In sum, you can’t beat something with nothing. For IP skeptics to contest this evidence, they should offer more than polemical and theoretical broadsides. They ought to stop making faux originalist arguments that misstate basic legal facts about property and IP, and instead offer their own empirical evidence. The Mercatus report, however, is content to confine its empirics to critiques of others’ methodology – including claims their targets did not make.

For example, in addition to the several strawman attacks identified in our AEI essay, the Mercatus report constructs another strawman in its discussion of studies of copyright piracy done by Stephen Siwek for the Institute for Policy Innovation (IPI). Mercatus inaccurately and unfairly implies that Siwek’s studies on the impact of piracy in film and music assumed that every copy pirated was a sale lost – this is known as “the substitution rate problem.” In fact, Siwek’s methodology tackled that exact problem.

IPI and Siwek never seem to get credit for this, but Siwek was careful to avoid the one-to-one substitution rate estimate that Mercatus and others foist on him and then critique as empirically unsound. If one actually reads his report, it is clear that Siwek assumes that bootleg physical copies resulted in a 65.7% substitution rate, while illegal downloads resulted in a 20% substitution rate. Siwek’s methodology anticipates and renders moot the critique that Mercatus makes anyway.

After mischaracterizing these studies and their claims, the Mercatus report goes further in attacking them as supporting advocacy on behalf of IP rights. Yes, the empirical results have been used by think tanks, trade associations and others to support advocacy on behalf of IP rights. But does that advocacy make the questions asked and resulting research invalid? IP skeptics would have trumpeted results showing that IP-intensive industries had a minimal economic impact, just as Mercatus policy analysts have done with alleged empirical claims about IP in other contexts. In fact, IP skeptics at free-market institutions repeatedly invoke studies in policy advocacy that allegedly show harm from patent litigation, despite these studies suffering from far worse problems than anything alleged in their critiques of the USPTO and other studies.

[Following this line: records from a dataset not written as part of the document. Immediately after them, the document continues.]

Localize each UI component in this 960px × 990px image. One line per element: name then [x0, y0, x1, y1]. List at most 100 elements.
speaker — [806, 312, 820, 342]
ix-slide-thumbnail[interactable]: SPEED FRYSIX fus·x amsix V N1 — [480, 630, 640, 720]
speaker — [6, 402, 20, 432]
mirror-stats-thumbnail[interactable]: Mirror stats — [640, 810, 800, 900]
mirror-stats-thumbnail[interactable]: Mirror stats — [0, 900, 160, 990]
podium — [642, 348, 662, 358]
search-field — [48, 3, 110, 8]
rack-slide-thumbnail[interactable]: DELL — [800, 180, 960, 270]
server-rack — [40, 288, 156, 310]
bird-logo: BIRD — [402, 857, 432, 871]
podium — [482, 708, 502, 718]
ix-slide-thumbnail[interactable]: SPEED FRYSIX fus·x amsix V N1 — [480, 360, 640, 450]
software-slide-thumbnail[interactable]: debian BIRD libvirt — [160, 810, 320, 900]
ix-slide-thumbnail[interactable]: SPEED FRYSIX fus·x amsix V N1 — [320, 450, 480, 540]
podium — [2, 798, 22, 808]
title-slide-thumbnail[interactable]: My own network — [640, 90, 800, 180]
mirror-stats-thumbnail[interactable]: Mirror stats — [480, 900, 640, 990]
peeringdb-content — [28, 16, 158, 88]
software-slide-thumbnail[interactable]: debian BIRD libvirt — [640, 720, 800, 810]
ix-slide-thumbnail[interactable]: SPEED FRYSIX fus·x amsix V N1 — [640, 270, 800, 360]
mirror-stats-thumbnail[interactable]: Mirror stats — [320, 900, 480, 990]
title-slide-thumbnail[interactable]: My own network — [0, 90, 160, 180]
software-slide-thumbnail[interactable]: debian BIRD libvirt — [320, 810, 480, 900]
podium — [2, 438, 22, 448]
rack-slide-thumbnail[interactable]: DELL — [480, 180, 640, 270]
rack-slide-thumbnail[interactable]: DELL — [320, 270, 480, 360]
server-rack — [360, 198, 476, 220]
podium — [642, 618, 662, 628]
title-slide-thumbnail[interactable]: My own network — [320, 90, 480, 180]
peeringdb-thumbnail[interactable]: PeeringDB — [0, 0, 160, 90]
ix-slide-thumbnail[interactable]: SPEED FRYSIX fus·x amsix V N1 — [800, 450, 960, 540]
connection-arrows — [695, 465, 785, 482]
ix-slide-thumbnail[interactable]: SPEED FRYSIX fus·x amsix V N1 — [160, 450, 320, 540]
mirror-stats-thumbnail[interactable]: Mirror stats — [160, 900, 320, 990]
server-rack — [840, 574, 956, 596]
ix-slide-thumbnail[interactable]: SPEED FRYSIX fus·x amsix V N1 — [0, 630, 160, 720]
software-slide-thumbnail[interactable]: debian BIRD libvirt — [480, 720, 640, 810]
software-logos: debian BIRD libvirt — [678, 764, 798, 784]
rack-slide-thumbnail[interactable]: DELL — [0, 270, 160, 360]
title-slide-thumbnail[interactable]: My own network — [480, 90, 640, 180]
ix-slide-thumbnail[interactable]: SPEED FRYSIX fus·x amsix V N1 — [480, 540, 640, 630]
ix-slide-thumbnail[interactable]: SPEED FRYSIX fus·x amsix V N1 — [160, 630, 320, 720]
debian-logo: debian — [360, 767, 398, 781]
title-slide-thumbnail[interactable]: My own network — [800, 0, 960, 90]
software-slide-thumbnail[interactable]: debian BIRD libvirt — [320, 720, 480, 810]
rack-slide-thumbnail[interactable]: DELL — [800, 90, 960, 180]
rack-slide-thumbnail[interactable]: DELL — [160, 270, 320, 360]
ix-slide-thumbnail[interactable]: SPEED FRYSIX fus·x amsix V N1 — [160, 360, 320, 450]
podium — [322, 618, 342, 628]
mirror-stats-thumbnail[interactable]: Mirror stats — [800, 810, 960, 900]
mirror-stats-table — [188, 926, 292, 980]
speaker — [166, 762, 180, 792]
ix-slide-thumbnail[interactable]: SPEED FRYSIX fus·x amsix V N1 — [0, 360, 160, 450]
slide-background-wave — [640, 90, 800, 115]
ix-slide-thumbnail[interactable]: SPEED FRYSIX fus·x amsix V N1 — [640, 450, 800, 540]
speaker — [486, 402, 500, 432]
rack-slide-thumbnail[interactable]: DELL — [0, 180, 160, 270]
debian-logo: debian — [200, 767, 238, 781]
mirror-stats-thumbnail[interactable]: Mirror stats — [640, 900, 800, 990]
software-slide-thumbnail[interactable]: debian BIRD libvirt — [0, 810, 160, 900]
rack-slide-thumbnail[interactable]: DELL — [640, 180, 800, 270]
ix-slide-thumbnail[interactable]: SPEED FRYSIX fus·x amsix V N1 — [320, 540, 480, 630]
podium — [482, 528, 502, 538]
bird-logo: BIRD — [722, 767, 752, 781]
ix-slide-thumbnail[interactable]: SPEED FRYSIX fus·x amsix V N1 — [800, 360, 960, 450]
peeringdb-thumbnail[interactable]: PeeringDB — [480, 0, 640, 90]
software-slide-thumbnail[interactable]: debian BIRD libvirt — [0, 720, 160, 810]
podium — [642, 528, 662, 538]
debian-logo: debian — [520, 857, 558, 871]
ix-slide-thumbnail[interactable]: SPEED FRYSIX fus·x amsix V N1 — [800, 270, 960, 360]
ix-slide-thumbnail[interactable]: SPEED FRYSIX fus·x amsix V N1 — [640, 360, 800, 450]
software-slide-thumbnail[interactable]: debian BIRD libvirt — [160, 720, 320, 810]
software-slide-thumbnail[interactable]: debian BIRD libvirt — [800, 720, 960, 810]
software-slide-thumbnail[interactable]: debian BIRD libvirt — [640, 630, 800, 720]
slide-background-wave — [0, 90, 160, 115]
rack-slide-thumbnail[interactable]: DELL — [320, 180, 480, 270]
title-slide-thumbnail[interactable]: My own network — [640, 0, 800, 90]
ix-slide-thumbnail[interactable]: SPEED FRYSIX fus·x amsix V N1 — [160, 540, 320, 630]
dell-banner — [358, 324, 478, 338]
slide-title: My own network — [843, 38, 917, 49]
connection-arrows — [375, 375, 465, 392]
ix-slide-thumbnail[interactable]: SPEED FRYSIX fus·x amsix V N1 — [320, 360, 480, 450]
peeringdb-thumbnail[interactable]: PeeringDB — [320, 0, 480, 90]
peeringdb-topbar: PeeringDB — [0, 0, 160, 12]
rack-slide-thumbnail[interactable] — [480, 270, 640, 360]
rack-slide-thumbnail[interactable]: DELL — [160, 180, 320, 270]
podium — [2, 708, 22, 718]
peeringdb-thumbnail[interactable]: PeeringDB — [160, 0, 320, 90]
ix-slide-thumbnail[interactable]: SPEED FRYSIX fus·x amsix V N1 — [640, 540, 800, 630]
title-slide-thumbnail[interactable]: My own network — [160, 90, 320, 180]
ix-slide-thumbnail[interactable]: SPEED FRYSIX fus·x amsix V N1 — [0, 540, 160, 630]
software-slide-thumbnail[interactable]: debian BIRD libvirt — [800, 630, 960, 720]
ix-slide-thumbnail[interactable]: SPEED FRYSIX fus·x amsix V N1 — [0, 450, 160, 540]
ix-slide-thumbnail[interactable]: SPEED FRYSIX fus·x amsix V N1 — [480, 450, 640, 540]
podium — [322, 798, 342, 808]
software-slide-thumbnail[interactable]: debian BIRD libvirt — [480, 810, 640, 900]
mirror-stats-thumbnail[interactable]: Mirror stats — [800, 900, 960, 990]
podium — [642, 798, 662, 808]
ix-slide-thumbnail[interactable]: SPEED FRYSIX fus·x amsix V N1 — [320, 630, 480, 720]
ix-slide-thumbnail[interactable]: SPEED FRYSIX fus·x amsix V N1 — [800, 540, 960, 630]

Finally, we noted in our AEI essay how it was odd to hear a well-known libertarian think tank like Mercatus advocate for more government-funded programs, such as direct grants or prizes, as viable alternatives to individual property rights secured to inventors and creators. There is even more economic work being done beyond the empirical studies we cited in our AEI essay on the critical role that property rights in innovation serve in a flourishing free market, as well as work on the economic benefits of IP rights over other governmental programs like prizes.

Today, we are in the midst of a full-blown moral panic about the alleged evils of IP. It’s alarming that libertarians – the very people who should be defending all property rights – have jumped on this populist bandwagon. Imagine if free market advocates at the turn of the Twentieth Century had asserted that there was no evidence that property rights had contributed to the Industrial Revolution. Imagine them joining in common cause with the populist Progressives to suppress the enforcement of private rights and the enjoyment of economic liberty. It’s a bizarre image, but we are seeing its modern-day equivalent, as these libertarians join the chorus of voices arguing against property and private ordering in markets for innovation and creativity.

It’s also disconcerting that Mercatus appears to abandon its exceptionally high standards for scholarly work-product when it comes to IP rights. Its economic analyses and policy briefs on such subjects as telecommunications regulation, financial and healthcare markets, and the regulatory state have rightly made Mercatus a respected free-market institution. It’s unfortunate that it has lent this justly earned prestige and legitimacy to stale and derivative arguments against property and private ordering in the innovation and creative industries. It’s time to embrace the sound evidence and back off the rhetoric.